Castigo divino.
Al aproximarse el inevitable ocaso de la historia cinematográfica del mago Harry Potter, Hollywood no ha tenido mejor idea que lanzar hacia la pantalla grande un émulo bastante menesteroso del joven hechicero de Hogwarths: Percy Jackson (Logan Lerman, una especie de Zac Efron con cinco años menos) semi dios por descendencia e hijo del mismísimo Poseidón. Construida bajo la dirección para nada original de Chris Columbus, realizador responsable, por ejemplo, de las dos primeras entregas fílmicas de Potter y de esa fábula repleta de bohemios danzarines y concertistas llamada Rent, la historia de este nuevo héroe juvenil no aporta satisfacción alguna fuera de unas pocas escenas de contiendas bien resueltas que se valen del uso de la animación digital para dar vida a criaturas mitológicas de diversa índole (Minotauro, Hidra y Medusa).
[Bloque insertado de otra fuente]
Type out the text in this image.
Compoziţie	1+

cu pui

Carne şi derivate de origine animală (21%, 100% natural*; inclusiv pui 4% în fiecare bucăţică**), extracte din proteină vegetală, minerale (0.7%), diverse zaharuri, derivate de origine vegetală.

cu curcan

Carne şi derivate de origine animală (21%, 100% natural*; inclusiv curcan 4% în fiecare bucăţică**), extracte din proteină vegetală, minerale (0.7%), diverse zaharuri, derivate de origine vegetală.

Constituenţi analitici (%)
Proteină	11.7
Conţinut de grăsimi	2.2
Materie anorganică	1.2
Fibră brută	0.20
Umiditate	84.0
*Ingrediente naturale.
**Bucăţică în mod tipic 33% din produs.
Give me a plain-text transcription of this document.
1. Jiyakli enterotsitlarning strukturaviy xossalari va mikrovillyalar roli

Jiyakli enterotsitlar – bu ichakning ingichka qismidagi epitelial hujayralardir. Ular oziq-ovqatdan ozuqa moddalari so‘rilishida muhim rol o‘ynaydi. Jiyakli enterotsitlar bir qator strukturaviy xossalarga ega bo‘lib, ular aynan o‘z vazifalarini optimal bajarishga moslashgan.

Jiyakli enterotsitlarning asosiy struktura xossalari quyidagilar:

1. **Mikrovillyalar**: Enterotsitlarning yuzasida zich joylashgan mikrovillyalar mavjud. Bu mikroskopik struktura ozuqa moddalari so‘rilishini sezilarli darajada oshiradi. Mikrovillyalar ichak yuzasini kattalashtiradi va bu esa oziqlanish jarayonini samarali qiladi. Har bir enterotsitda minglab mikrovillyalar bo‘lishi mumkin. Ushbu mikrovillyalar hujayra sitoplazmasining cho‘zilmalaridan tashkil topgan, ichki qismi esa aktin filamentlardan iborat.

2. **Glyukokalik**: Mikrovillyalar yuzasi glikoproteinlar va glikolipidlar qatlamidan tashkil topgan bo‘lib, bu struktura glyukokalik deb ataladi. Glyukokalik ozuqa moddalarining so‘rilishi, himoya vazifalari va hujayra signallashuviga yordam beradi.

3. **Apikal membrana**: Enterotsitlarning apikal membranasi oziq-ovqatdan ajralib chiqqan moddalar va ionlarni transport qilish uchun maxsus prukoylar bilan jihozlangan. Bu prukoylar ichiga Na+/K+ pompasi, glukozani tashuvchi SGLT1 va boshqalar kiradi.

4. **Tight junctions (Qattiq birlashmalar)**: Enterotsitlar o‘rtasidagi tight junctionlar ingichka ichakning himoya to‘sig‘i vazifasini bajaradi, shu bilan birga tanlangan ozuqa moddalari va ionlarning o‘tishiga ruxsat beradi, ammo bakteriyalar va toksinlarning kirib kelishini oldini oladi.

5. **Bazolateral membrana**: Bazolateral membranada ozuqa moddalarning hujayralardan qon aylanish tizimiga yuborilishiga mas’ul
Tal triunfo, si es que podemos denominarlo de esa manera, se presenta como algo ridículamente menor si tenemos en cuenta la poca vitalidad que emana de los personajes del relato y de los conflictos que atraviesan durante la búsqueda del rayo que le ha sido robado al todopoderoso y colérico Zeus (Sean Bean, el otrora Boromir de la saga del anillo): si antes Potter se encontraba frente al poder de la piedra filosofal o ante la enigmática oscuridad de la cámara de los secretos, ahora el tal Jackson debe batallar contra un ladrón que no es otra cosa más que un bochornoso negativo de aquel execrable Draco Malfoy potteriano.
Y si de cuestiones execrables hablamos, los dioses, semi dioses y demás fauna y flora made in Percy Jackson se desenvuelven a través de un universo cinematográfico chato y olvidable: allí están Pierce Brosnan ridículamente caracterizado como un líder centauro; un Hades de comedia by Steve Coogan; la sensual y sexual Rosario Dawson condenada a exhibir una notable lujuria a través de su rostro pero ocultando su cuerpo lo más posible; el sátiro Grover, un pobre comic-relief de turno (especie de juglar que por momentos parece sacado de alguna American Pie); Uma Thurman, Medusa posmoderna, cuyo personaje tranquilamente podría ser tapa de Vogue cualquier día de estos; un jolgorio multicolor en Las Vegas; y la joven y bella aunque belicosa Annabeth (Alexandra Daddario), interés amoroso de Percy Jackson que se presenta esclava de los primeros planos de Columbus siendo obligada a exponer al máximo y de manera torpe el color de sus ojos frente a la acosadora proximidad de la cámara.
Más allá de todo esto, el film de Columbus es también un grosero desfile de productos varios: desde la alta tecnología de apple que le simplifica la vida a estos jóvenes mitad humanos mitad dioses, pasando por lujosos despliegues a pura velocidad sobre un Maserati y por la exhibición injustificada de algún que otro videojuego, hasta llegar a unas Converse All Star aladas (tal vez los más acérrimos fans de esta película reclamen su venta en negocios a la brevedad, quién sabe).
Así, Percy Jackson y el ladrón del rayo produce una pobre combinatoria al elaborar una reconstrucción superficial de los mitos griegos anexándole el festejo extasiado de cierto consumismo de turno. Una saga cinematográfica que nace de la necesidad de crear otra criatura que produzca seguidores incondicionales ante la extinción inminente del Potter mágico.